Students turn to Canada in Trump immigration era

Deutsch: Toronto: Hart House (Studentenzentrum...
Deutsch: Toronto: Hart House (Studentenzentrum der Universität Toronto am St. George Campus) (Photo credit: Wikipedia)
Source: By The Washington Post  on March 28, 2017, at 10:50 AM, updated March 28, 2017, at 10:54 AM
Khaled Almilaji has been stranded in Turkey since January. His wife, pregnant with their first child, is waiting at their home in Rhode Island. His classes at Brown University's School of Public Health are well into the second semester. Ever since his student visa was revoked, he has been trying to keep up, somehow, from across the ocean.
After a federal judge had frozen President Donald Trump's executive order on immigration this month, Almilaji had more hope of getting back to his wife. But he understands his new reality as a Syrian trying to study in the United States: "I have to accept being lost between orders and anti-orders."

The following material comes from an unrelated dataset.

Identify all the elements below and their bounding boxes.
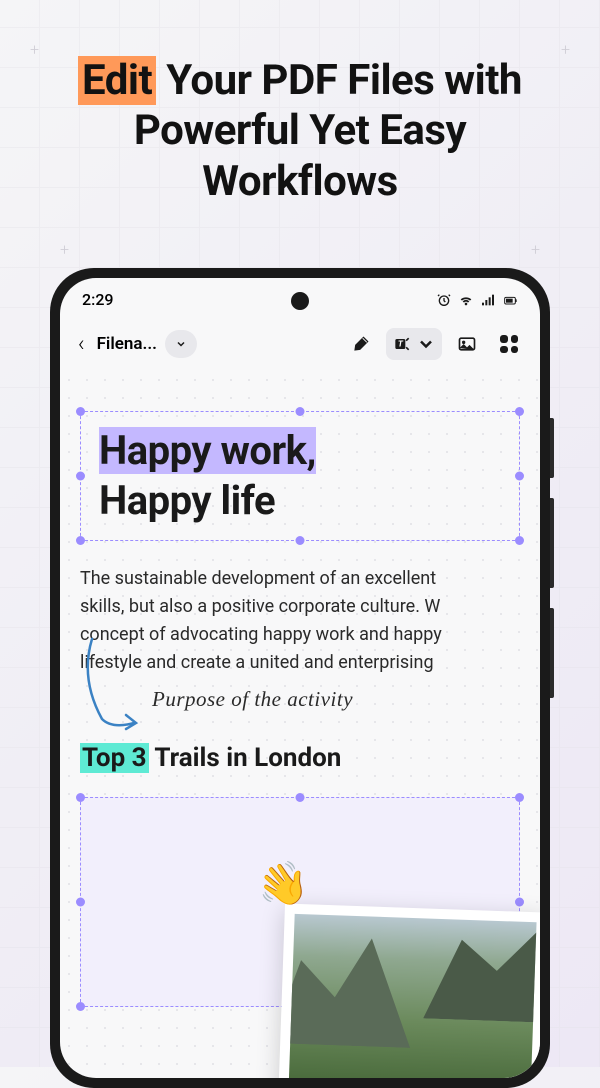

Suddenly, Canada is looking like a really good option.
"Canada is having a moment," Ted Sargent, vice president-international at the University of Toronto, said last month. "It is a time of opportunity."
Applications from international students have increased at universities across the country, said Paul Davidson, president of Universities Canada.

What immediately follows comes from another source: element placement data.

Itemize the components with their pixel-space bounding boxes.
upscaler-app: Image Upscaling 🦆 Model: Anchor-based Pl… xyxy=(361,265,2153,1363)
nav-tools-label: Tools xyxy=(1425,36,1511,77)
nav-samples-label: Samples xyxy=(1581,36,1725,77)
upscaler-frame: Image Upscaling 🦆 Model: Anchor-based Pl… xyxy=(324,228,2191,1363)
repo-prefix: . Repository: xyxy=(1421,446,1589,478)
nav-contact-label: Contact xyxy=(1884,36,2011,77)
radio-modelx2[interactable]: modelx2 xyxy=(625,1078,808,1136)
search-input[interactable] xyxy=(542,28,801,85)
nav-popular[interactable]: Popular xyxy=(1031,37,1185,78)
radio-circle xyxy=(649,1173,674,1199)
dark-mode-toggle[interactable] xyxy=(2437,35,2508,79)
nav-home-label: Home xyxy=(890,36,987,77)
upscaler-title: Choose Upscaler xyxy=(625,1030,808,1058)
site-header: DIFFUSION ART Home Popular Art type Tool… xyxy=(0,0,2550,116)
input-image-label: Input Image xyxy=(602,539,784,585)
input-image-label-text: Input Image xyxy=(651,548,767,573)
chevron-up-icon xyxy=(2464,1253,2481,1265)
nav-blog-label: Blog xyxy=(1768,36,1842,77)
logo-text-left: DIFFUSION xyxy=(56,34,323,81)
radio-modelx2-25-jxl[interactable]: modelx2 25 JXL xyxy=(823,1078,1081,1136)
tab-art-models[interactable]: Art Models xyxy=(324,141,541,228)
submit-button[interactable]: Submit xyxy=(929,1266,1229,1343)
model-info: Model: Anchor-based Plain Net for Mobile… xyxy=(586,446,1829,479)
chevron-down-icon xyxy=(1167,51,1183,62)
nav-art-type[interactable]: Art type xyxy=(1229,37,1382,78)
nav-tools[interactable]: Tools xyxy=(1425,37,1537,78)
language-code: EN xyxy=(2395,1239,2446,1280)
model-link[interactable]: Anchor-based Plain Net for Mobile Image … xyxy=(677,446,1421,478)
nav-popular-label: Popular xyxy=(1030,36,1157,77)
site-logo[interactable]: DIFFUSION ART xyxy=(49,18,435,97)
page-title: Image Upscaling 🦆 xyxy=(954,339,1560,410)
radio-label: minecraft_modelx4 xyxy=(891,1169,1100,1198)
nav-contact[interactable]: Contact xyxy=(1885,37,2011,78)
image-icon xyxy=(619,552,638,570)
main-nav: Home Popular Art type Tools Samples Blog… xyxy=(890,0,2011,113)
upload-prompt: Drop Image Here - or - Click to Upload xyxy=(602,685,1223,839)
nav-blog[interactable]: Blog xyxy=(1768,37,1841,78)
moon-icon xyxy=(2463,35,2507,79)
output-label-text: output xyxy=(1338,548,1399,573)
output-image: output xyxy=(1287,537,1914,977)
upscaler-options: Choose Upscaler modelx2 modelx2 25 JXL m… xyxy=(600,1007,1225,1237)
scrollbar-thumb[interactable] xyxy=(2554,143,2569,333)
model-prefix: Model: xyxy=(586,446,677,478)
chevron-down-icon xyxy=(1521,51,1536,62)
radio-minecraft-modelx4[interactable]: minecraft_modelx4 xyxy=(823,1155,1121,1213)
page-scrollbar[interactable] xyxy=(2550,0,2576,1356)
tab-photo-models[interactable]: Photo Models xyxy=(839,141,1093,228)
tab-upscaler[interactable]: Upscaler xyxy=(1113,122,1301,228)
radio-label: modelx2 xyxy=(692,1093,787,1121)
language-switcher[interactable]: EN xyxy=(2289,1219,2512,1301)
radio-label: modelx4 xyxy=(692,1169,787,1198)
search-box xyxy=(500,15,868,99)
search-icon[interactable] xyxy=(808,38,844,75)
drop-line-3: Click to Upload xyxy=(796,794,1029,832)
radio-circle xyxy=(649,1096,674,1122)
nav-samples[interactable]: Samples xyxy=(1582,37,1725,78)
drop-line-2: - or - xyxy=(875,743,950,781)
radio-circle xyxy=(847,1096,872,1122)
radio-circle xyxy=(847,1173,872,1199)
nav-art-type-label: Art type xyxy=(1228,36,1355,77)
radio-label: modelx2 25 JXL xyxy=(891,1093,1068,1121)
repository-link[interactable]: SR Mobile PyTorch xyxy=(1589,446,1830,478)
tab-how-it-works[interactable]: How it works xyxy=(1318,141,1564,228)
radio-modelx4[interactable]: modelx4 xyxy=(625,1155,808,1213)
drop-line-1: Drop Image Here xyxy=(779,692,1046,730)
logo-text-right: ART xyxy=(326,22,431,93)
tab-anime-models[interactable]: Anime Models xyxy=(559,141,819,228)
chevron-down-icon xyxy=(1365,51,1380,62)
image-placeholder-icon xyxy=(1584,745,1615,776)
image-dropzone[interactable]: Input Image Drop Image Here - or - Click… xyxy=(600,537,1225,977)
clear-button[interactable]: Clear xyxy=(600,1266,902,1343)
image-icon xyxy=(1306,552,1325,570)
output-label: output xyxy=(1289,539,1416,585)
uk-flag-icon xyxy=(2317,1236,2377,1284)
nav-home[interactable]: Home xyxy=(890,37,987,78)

The number of international students coming to Canada doubled in the past decade. But in the last year, some events globally have added to its appeal for some students. The Brexit vote for the United Kingdom to leave the European Union, and the U.S. election, seem to have been factors, Davidson said.
Traffic to the Universities Canada website, an entry point for many people looking for more information about schools in the country, has doubled since November. Many of the most elite Canadian universities had large increases in applications from the United States: Up 25 percent at McGill, 35 percent at McMaster.
At the University of Toronto, U.S. applications increased almost 80 percent this year.
Rebekah Robinson, a high school senior from Severn, Md., was drawn to Toronto for its academic reputation and climate, as well as the diversity in the city. As an African American at a predominantly white school who hopes to one day be a translator working in diplomacy, she found the ethnic mix particularly appealing.
And she's not a Donald Trump supporter, so his presidential win made Canada look even better. "After the election, when more and more things were happening - it just seemed like a really great idea," she said.
Andrew Hong, a 17-year-old from New Jersey, is going to the Toronto next fall as well, eager to study artificial intelligence at a top-ranked university. The tuition isn't high compared to many U.S. schools, and the exchange rate makes it particularly affordable, he said. He wasn't thinking much about Trump when he was considering which colleges to apply to, either, but given election results he doesn't agree with, he said, "Maybe going to another country would be nice for a change."